Claud arrived five minutes later and we tied a rope around the cow’s neck and set off down the lane on this cool September morning. There were high hedges on
either side of the lane and the hazel bushes had clusters of big ripe nuts all over them.
‘You ever seen Rummins do a mating?’ Claud asked me.
I told him I had never seen anyone do an official mating between a bull and a cow.
‘Rummins does it special,’ Claud said. ‘There’s nobody in the world does a mating the way Rummins does it.’

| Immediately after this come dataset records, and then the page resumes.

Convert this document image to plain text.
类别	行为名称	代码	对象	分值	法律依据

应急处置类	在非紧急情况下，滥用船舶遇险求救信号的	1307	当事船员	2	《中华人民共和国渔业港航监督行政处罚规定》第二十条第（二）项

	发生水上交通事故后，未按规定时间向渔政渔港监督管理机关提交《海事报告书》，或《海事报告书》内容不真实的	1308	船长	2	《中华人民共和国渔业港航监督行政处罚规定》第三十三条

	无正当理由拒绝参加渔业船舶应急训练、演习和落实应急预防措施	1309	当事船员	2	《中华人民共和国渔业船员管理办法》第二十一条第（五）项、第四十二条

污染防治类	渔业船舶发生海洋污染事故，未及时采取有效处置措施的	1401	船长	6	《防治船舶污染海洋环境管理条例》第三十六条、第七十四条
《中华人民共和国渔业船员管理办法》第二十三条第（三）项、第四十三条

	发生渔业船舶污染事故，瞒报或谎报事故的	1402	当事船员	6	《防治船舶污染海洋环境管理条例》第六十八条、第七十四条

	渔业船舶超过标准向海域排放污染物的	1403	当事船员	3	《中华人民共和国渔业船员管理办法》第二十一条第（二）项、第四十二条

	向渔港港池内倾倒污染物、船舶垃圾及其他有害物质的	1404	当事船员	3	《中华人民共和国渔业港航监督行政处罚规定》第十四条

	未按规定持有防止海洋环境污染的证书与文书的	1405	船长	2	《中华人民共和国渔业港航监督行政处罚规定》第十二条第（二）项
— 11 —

‘What’s so special about it?’
‘You got a tr
eat coming to you,’ Claud said.
‘So has the cow,’ I said.
‘If the rest of the world knew about what Rummins does at a mating,’ Claud said, ‘he’d be world famous. It would change the whole science of dairy-farming all over the world.’
‘Why doesn’t he tell them then?’ I asked.
‘I doubt he’s ever even thought about it,’ Claud said. ‘Rummins isn’t one to bother his head about things like that. He’s got the best dairy-herd for miles around and that’s all he cares about. He doesn’t want the newspapers swarming all over his place asking questions, which is exactly what would happen if it ever got out.’
‘Why don’t you tell me about it,’ I said.
We walked on in silence for a while, the cow pulling ahead.